8. For all unpublished data submitted as 'academic or commercial in confidence' the minimum that should be made available for release is that which normally would be included in a CONSORT (or PRISMA) compliant abstract (http://www.consort-statement.org/?o=1011) and be suitable for public disclosure. An equivalent approach is required for all data and studies which underpin and are included in economic evidence, models and analyses and for the economic model included in the submission if that is marked 'academic or commercial in confidence'. Where confidential data need to be removed ensure they are removed completely from the submitted model. If required for model functionality replace with ‘dummy’ data.
Presentation of data at PHAC or PDG meetings
9. Data that contributes to evidence of effectiveness and cost effectiveness can be presented to a PDG meeting or to a PHAC meeting provided the information is factual, accurate and not misleading.
10. 'Academic in confidence' information presented during PDG and PHAC meetings conducted in public can no longer be regarded as confidential.
11. The person submitting the data is responsible for identifying 'commercial in confidence' information. NICE retains the right to make a final decision in relation to the release of confidential information into the public domain on which they may consult the data owner.
12. NICE will treat full economic models provided by manufacturers/sponsors to NICE as confidential and they will only be disclosed to stakeholders on a need to know basis.
Disclosure of confidential data
13. In circumstances where NICE wishes to publish data regarded by the data owner as academic or commercial in confidence, that is not subject to a freedom of information request, both NICE and the data owner will negotiate in good faith to seek to find a mutually acceptable solution, recognising the need for NICE to support its recommendations with evidence and the data owner’s rights.

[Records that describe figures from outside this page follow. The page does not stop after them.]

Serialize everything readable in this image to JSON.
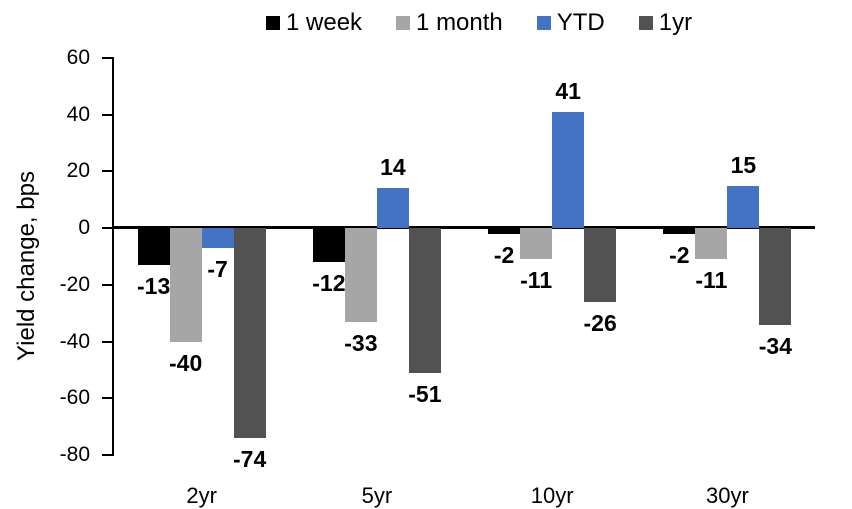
{
  "chart_data": {
    "type": "bar",
    "categories": [
      "2yr",
      "5yr",
      "10yr",
      "30yr"
    ],
    "series": [
      {
        "name": "1 week",
        "color": "#000000",
        "values": [
          -13,
          -12,
          -2,
          -2
        ]
      },
      {
        "name": "1 month",
        "color": "#A6A6A6",
        "values": [
          -40,
          -33,
          -11,
          -11
        ]
      },
      {
        "name": "YTD",
        "color": "#4472C4",
        "values": [
          -7,
          14,
          41,
          15
        ]
      },
      {
        "name": "1yr",
        "color": "#525252",
        "values": [
          -74,
          -51,
          -26,
          -34
        ]
      }
    ],
    "title": "",
    "xlabel": "",
    "ylabel": "Yield change, bps",
    "ylim": [
      -80,
      60
    ],
    "yticks": [
      60,
      40,
      20,
      0,
      -20,
      -40,
      -60,
      -80
    ],
    "grid": false,
    "legend_position": "top",
    "data_labels": true,
    "axis_color": "#000000",
    "background_color": "#FFFFFF"
  }
}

14. NICE does not intend to make repeated requests for a prima facie tenable claim of confidentiality to be abandoned or modified, and it will accept the data owner’s judgement in that regard.
15. NICE cannot 'second guess' the motives of a data owner. If a data owner would not agree to the specific request for disclosure made, but would agree to some more limited disclosure (for example to a "confidentiality club"), then it is asked itself to suggest the disclosure it would find acceptable, rather than wait for NICE to propose the specific formula it may have in mind and discuss and agree a potential solution with NICE.
16. If disclosure is not possible the data owner must submit evidence giving the justification for maintaining confidentiality in defence of NICE's maintenance of that confidentiality.
Freedom of Information Act 2000
17. Nothing in this process shall restrict any disclosure of information by NICE that is required by law (including in particular, but without limitation, the Freedom of Information Act 2000).
 Please refer to the final scope for details of the expected outcome/s.
 The Hills review suggests moving to a ‘low income high cost’ indicator. This would mean a household is considered ‘fuel poor’ when its fuel costs are above average and its income is below the poverty line (once housing and fuel costs have been taken into account). It also proposed a new indicator, the ‘fuel poverty gap’. This would be calculated by working out how much the assessed energy needs of fuel-poor households exceed the threshold for reasonable costs.